1. A4’s agent can run unattended without a human reviewing each diff. Block recall 1.0 + clean pass 1.0 means every safe proposal makes it to the trainer and every unsafe one is rejected before any file is touched. The trajectory log captures the rail + reason for every reject so the agent’s behaviour over a 100-iteration overnight is fully auditable post-hoc.

2. The pattern generalizes beyond the Autoresearch loop. A LoRA-tuning agent (article A8 — distill-architect-lora-from-trajectories) can ship a different perturbation_menu.json for adapter rank / alpha / dropout, reuse the same five rails verbatim, and inherit the same block-recall guarantees. The same is true for any agent whose actions are well-modeled by “twist a knob from a fixed menu.” The rails are the contract; the menu is the per-agent specialization.

3. The Colang wrap means F7’s observability still works. Future articles can mount a Guardrails dashboard or an event stream that shows live block/pass counts during the agent’s overnight run — without rebuilding any of the underlying detectors. NeMo Guardrails is doing what it was designed to do: provide the rail framework, not the rail detectors.

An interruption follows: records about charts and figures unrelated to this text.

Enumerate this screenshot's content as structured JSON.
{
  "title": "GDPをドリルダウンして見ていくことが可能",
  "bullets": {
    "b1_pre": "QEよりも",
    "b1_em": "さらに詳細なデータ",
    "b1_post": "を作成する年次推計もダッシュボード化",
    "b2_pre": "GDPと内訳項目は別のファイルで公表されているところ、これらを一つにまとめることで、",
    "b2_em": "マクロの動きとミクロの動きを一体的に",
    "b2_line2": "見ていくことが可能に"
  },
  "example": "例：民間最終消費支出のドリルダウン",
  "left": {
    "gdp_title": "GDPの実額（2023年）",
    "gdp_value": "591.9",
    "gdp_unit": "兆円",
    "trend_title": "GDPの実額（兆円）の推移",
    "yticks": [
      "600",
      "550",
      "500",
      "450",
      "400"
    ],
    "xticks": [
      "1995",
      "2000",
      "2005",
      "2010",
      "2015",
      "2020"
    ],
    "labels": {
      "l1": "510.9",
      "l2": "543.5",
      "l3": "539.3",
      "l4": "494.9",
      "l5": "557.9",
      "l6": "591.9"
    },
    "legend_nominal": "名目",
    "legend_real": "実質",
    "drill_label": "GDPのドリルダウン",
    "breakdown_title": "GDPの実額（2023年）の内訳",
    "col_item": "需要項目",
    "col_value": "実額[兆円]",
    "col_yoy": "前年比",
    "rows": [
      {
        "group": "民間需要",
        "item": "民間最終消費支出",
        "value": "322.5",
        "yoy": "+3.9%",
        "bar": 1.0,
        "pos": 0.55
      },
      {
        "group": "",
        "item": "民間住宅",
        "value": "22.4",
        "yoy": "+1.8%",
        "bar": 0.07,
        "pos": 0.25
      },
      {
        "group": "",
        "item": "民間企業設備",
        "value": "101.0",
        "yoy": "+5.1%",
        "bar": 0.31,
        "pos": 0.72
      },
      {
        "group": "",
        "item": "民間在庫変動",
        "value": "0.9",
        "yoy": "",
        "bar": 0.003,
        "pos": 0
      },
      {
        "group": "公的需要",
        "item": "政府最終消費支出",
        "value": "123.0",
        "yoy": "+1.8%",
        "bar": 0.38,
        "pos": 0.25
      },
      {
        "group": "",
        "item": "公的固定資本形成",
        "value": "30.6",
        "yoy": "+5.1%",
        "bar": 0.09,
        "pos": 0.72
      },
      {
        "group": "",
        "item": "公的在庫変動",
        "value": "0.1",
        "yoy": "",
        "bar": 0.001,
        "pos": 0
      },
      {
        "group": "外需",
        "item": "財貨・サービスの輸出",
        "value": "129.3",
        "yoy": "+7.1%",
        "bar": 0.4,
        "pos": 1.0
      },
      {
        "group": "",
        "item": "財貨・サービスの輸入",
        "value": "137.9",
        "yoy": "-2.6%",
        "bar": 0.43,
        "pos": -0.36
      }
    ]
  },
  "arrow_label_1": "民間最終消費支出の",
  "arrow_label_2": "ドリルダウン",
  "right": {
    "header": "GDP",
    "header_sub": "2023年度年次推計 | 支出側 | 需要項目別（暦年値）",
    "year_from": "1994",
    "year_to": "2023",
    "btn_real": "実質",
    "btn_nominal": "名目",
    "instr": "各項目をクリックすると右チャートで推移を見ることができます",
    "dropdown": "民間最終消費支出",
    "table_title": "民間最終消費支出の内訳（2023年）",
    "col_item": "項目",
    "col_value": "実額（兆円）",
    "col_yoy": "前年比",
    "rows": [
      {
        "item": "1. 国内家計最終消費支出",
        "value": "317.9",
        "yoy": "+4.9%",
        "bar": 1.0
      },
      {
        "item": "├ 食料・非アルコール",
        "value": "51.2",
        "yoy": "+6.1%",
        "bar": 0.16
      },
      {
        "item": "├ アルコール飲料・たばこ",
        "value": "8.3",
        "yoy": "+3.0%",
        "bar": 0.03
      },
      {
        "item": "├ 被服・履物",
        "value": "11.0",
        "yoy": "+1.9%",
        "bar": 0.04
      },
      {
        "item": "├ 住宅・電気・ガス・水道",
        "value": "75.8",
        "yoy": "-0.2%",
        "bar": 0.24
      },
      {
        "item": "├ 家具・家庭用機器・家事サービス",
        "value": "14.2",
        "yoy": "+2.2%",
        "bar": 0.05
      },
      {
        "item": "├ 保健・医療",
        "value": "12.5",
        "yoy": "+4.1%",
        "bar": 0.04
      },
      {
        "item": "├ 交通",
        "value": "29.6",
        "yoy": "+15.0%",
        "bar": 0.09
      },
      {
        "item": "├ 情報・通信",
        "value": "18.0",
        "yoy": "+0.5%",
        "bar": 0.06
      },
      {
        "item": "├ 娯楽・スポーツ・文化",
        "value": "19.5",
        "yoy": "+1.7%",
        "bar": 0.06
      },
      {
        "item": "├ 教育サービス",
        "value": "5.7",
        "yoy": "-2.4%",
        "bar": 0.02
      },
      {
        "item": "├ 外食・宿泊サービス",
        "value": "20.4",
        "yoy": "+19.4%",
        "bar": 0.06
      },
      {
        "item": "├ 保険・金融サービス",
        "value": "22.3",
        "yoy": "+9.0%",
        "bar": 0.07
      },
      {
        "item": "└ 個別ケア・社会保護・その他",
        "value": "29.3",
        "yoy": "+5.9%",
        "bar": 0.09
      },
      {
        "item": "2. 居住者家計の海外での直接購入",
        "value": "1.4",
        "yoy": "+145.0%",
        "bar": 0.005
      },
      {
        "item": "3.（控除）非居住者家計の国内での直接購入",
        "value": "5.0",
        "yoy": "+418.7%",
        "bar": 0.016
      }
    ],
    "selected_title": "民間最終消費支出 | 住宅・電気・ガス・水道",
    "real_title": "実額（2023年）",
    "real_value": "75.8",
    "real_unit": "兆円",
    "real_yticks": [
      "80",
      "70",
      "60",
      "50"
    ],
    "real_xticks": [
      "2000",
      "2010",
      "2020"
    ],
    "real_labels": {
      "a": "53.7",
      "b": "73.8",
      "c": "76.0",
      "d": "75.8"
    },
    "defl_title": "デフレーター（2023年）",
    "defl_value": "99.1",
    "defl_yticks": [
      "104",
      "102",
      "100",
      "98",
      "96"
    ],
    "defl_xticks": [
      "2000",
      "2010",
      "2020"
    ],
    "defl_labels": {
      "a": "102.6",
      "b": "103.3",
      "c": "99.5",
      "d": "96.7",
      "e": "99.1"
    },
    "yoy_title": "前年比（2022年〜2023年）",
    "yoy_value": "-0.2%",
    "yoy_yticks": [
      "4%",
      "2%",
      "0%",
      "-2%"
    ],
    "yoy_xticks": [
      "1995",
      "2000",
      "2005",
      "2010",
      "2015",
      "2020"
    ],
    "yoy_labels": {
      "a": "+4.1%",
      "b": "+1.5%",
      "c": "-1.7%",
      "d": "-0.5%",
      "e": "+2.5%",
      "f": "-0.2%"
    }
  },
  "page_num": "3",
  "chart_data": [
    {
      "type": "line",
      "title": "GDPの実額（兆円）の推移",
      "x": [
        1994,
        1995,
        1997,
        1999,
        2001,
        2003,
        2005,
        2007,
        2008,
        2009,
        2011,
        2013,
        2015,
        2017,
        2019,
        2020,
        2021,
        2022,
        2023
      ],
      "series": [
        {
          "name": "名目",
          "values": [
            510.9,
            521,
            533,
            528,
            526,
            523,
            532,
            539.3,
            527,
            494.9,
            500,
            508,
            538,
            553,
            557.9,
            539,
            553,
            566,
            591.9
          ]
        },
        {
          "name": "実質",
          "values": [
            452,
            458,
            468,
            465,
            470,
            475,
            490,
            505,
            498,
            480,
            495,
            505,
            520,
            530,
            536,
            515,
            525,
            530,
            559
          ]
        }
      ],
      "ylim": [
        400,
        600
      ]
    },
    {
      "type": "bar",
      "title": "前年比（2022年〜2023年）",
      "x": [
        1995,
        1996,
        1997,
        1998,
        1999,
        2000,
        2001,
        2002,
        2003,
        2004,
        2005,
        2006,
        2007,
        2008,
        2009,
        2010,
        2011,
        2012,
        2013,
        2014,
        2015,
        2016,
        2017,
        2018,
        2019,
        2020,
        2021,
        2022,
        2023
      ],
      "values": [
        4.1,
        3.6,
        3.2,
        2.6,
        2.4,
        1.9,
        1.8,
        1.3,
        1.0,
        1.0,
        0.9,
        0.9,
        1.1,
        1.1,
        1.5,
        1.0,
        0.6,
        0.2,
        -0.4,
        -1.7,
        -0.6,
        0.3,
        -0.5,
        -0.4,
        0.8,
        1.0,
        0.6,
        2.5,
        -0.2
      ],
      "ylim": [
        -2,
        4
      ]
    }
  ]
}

State of the apps — as of A5

Autoresearch now: has a driver (NIM 8B from F1), a substrate (NeMo Framework from A1), a kernel envelope (A2: 14.3 K tok/s peak random tokens), a data envelope (A3: 14.98 K tok/s peak real text, 0.04 % overhead), and now a code-edit policy (A5: 5 rails, 27-case bench, 1.0 block recall, 1.0 clean pass, 0 LLM-as-judge calls). The agent loop itself (A4) is the only remaining piece of the unattended-overnight stack. Second Brain now: unchanged since S4. LLM Wiki now: un-opened. Next: A4 — autoresearch-agent-loop with the agent’s proposal flow gated through the rails this article ships.

The five-rail funnel is at src/components/svg/CodeEditRailsFunnel.astro. The full bench output lives at evidence/bench_results.json. Run the bench yourself with python3 evidence/bench.py — it requires no GPU, no LLM, and finishes in under a second.